Excel Industries, manufacturer of Hustler and Big Dog mowing equipment, has been headquartered in Hesston since the early 1960s, but not until the past decade has the company significantly expanded its global footprint.

As a sign of the company’s growth, it was awarded the Governor’s Exporter of the Year award last month from the Kansas Department of Commerce.

The company’s global sales team, led by Chad Lane, Jonathan Thyng and Keith Skidmore, has helped the company increase foreign sales from $2.6 million in 2004 to $21 million last fiscal year. The global expansion has also helped increase the company’s total revenue from $164 million in fiscal 2012 to $210 million so far in fiscal 2013, which ends on July 31.

Excel had its first export in 1974, but it wasn’t until 2004 that the company decided to place a strong emphasis on foreign markets.

Lane, director of global strategy, has been involved with the company since he was a teenager. It was his grandfather who helped found Excel Industries in 1961. Lane said that, in 2004, Excel developed a strategic growth plan to develop sales overseas. The goal was to have 10 percent of the company’s total sales come from foreign markets – a goal reached in 2012 when sales reached 12.4 percent.

Lane said the company doesn’t use manufacturing representatives when determining what foreign markets to enter. Instead, company officials go themselves.

“One of my favorite sayings is, ‘You never know unless you go,’” Lane said. “There’s no way you can build a global business without traveling.”

Excel has put a lot of effort into its global expansion and now has a presence in more than 30 countries. Australia is Excel’s No. 1 export market, with neighboring New Zealand also in the top five. Countries to the south help maintain the manufacturing demand, while the northern hemisphere goes through winter.

Skidmore explained that the company uses a two-step distribution model: It sells mowers to a distributor in the country, which then ships to dealers. He said the key is understanding the country’s economy, what kind of grass it has and how people maintain it. Europe tends to want to catch the grass instead of mulching it, for example, while in the U.S., more people tend to mulch, he said.

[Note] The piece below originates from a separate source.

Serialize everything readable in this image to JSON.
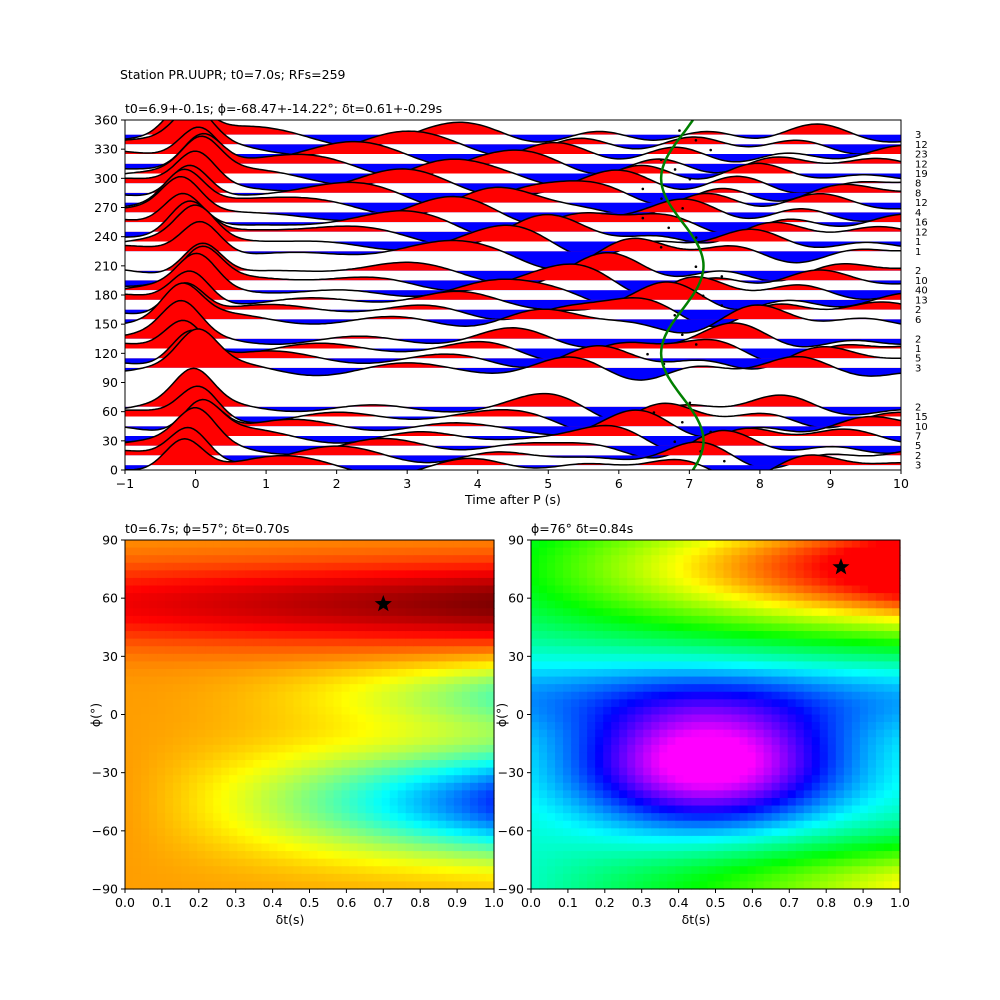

“We have to find a distributor who won’t hurt the brand image,” Skidmore said. “We look for areas that are underserved, or success isn’t great, and figure out how we can come up with a new mower or something.”

Excel has expanded its foreign sales an average of 37 percent a year since 2004. In comparison, its U.S. sales have grown an average of 8 percent annually in the same period – still a respectable number, Lane said.

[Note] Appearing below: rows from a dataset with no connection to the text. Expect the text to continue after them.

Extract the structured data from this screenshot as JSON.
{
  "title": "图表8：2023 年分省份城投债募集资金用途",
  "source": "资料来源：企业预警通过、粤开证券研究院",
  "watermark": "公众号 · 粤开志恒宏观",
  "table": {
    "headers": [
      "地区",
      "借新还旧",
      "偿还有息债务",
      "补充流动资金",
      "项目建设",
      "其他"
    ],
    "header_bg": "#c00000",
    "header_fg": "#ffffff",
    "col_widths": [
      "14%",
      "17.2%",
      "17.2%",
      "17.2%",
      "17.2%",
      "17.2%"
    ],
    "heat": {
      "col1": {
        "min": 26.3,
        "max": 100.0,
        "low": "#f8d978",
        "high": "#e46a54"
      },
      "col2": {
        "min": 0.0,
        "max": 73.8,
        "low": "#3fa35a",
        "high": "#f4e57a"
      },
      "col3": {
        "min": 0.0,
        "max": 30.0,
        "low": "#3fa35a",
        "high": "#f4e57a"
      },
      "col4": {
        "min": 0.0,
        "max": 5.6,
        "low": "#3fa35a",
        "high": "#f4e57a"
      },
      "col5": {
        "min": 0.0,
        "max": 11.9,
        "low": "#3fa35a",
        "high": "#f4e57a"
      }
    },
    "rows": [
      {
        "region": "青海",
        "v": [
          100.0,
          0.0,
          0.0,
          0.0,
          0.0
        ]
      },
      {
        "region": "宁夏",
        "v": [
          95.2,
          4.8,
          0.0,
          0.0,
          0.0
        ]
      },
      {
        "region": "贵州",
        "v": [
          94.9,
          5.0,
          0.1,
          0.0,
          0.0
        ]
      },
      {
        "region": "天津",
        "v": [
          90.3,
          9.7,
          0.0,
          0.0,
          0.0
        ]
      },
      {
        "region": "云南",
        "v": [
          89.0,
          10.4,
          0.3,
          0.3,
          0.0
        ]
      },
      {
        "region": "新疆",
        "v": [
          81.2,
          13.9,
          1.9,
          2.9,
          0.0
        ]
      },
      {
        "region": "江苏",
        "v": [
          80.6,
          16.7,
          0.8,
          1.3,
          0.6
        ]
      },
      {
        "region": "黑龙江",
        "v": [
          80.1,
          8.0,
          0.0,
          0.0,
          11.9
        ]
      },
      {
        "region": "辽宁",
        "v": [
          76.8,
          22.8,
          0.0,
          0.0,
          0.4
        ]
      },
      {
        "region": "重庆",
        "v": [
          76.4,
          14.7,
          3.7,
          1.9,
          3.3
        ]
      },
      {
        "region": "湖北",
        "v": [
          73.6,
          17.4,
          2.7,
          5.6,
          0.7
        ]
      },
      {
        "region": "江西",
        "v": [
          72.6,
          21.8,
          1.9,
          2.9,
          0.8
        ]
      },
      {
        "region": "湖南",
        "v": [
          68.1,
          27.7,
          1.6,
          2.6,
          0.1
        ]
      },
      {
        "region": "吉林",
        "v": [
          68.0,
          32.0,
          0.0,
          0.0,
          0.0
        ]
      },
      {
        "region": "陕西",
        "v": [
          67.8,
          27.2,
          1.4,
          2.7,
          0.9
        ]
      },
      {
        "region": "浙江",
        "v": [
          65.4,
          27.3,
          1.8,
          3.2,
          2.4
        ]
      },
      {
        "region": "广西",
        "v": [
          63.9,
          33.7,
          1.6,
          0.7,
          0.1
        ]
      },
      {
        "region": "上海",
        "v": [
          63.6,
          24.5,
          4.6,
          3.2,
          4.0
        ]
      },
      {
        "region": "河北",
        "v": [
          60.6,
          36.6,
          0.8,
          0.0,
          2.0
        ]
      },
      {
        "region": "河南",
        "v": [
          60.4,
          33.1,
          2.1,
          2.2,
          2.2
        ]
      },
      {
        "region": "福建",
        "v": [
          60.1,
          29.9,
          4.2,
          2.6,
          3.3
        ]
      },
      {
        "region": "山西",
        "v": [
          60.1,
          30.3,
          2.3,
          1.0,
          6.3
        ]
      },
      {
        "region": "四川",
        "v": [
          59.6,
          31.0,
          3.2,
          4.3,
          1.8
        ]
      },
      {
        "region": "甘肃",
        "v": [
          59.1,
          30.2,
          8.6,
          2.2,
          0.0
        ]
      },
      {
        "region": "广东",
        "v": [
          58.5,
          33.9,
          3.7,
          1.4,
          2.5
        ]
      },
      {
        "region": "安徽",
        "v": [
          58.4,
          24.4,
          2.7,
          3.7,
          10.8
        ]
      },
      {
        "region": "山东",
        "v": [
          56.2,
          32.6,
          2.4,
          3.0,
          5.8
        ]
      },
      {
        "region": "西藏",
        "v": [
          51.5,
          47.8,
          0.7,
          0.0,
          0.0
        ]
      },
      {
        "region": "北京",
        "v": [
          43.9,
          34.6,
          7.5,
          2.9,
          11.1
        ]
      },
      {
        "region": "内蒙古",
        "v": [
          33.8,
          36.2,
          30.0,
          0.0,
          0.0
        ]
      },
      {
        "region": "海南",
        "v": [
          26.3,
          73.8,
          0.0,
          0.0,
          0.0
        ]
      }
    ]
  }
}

Lane credited that growth to the company’s culture of innovation and its motto, “Doing the right thing.”

Excel uses a profit-sharing program with its employees, paying bonuses to workers who have helped the company succeed. Lane said it also donates 10 percent of its pre-tax profits to charity.

John Carder, city administrator of Hesston, said Excel has benefited the community in multiple ways, including creating jobs not directly related to the company.

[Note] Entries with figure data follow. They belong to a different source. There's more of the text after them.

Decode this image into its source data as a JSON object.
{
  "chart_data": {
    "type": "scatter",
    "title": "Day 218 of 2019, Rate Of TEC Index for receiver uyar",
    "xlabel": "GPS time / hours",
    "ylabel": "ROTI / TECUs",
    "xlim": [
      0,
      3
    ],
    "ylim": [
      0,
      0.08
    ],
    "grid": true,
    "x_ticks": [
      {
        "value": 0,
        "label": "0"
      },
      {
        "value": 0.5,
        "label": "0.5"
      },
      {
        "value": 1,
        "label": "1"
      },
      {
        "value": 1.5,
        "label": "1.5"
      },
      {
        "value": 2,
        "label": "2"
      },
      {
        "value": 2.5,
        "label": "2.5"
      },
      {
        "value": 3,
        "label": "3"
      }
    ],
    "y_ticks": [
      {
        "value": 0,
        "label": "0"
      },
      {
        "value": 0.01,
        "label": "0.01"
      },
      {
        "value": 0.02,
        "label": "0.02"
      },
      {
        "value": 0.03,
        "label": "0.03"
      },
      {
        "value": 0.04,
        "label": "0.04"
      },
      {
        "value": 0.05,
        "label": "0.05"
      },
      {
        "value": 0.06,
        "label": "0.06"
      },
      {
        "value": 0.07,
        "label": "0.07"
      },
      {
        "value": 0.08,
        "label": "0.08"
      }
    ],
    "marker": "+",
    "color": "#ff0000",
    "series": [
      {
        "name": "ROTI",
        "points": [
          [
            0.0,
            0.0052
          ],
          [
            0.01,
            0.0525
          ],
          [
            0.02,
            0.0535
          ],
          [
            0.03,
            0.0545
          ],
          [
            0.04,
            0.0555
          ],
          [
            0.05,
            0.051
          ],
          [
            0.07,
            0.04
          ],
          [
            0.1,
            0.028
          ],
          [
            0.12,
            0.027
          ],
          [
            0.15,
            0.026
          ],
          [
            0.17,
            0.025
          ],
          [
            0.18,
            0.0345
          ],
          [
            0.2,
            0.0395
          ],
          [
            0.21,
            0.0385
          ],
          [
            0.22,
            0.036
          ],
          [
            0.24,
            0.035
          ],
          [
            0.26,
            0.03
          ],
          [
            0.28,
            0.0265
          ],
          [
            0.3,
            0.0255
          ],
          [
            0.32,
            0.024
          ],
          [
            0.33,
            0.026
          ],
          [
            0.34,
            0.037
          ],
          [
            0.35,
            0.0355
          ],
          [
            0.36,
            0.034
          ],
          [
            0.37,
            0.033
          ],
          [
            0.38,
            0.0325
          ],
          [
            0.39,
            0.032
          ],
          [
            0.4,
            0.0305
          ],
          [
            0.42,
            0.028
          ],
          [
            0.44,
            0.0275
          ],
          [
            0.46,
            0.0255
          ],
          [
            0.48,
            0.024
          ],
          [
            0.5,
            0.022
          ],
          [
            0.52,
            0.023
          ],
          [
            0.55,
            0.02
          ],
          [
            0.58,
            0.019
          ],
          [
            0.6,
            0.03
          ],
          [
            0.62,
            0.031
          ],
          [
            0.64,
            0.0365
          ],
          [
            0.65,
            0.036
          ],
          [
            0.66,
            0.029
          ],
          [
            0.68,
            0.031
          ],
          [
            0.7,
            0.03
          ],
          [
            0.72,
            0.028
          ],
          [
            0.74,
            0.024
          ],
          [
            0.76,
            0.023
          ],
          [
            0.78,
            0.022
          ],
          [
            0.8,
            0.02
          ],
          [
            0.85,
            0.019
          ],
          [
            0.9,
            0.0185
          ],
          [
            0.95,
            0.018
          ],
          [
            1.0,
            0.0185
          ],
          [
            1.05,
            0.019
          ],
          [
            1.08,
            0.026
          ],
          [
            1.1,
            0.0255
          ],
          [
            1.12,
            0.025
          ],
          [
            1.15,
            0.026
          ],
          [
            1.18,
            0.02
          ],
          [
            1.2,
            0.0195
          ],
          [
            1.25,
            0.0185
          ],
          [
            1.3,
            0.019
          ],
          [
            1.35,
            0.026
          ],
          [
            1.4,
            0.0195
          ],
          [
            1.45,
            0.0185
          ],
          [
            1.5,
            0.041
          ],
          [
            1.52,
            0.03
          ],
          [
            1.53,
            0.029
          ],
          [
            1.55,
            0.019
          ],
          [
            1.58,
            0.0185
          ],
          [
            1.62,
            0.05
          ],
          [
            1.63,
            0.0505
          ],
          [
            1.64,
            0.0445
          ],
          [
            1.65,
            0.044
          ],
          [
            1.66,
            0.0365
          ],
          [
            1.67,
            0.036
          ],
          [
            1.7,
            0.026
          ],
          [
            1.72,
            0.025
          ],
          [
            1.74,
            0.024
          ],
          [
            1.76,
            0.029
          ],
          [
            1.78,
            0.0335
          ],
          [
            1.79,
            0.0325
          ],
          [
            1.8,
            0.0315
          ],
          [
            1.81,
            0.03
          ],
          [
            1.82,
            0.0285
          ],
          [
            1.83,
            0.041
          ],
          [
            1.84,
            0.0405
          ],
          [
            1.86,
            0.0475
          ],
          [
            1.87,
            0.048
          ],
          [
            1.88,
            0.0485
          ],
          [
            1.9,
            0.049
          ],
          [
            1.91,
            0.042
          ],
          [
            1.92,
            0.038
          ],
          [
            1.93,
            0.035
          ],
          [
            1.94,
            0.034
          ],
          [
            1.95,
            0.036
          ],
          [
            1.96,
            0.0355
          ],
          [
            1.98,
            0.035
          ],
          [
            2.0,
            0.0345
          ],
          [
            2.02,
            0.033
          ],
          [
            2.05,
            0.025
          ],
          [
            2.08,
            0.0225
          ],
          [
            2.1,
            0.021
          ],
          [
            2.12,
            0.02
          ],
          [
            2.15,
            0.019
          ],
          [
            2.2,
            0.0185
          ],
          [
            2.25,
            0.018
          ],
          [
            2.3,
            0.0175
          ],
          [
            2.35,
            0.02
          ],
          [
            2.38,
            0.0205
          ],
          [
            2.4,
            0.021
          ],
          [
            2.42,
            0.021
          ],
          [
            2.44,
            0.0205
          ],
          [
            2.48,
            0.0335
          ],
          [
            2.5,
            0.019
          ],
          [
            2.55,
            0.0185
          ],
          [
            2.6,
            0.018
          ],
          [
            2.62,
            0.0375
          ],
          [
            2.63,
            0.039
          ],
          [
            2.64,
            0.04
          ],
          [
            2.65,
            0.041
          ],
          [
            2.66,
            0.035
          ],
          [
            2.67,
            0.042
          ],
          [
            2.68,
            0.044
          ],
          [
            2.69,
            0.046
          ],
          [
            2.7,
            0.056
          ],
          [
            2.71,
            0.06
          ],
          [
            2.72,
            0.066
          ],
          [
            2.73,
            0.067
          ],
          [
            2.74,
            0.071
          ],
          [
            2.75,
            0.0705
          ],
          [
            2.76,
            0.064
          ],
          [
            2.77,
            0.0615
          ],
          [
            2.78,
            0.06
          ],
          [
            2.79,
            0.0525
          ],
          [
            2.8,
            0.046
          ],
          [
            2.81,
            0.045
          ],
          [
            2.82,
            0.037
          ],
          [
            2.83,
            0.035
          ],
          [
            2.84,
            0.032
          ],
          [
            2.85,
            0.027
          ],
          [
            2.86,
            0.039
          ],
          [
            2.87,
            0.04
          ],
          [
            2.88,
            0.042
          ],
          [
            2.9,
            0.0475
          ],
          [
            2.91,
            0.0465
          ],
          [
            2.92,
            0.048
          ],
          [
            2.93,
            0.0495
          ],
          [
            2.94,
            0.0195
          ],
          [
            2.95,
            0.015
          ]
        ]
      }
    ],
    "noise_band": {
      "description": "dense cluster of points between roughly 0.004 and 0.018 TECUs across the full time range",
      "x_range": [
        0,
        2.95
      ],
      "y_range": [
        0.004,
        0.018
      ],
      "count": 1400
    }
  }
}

“Excel is a local phenomena,” Carder said. “It was created by local entrepreneurs and has always been a part of the community.”

Excel also manages and maintains the city’s public golf course. Carder said a company such as Excel allows the city “to have a superior infrastructure, lower taxes and lower utility rates.”

Innovation, an aspect the company has prided itself on since its start, has helped it survive many economic ups and downs. It lays claim to the title of having created the first “zero-turn” mower, a mower that can turn a circle in the same spot.

The zero-turn mower was the company’s first mower and helped it succeed in the beginning. However, maintaining that innovation over decades can prove hard for companies.

“We’re never going to be satisfied with what industry standards are today,” Lane said. “We’re always looking for a way to do things better.”

Excel currently employs about 500, the most employees it’s ever had.

And the plan is to keep growing. Officials know that expansion comes with risks. Excel plans to be a $500 million company by 2018. Right now it is about $215 million.

“Anytime you make a large expansion in your company, you’re taking somewhat of a leap of faith,” Lane said. “You see the growth that you think is going to happen and you have to plan for it, but at the same time, it hasn’t happened.”

Thyng said one challenge of expansion is keeping the same level of customer service.

“Our after-sales support is increasing with more pressure because more of our products are out there,” he said.

Maintaining the company’s core values while expanding is a priority for Excel’s leadership.

“Part of it goes back to our culture and being humble,” Lane said. “We get excited about growth, but we never let that go to our head.

“We also understand that it can quickly get out of control unless you’re making the right investments and hiring the right people to keep pace.”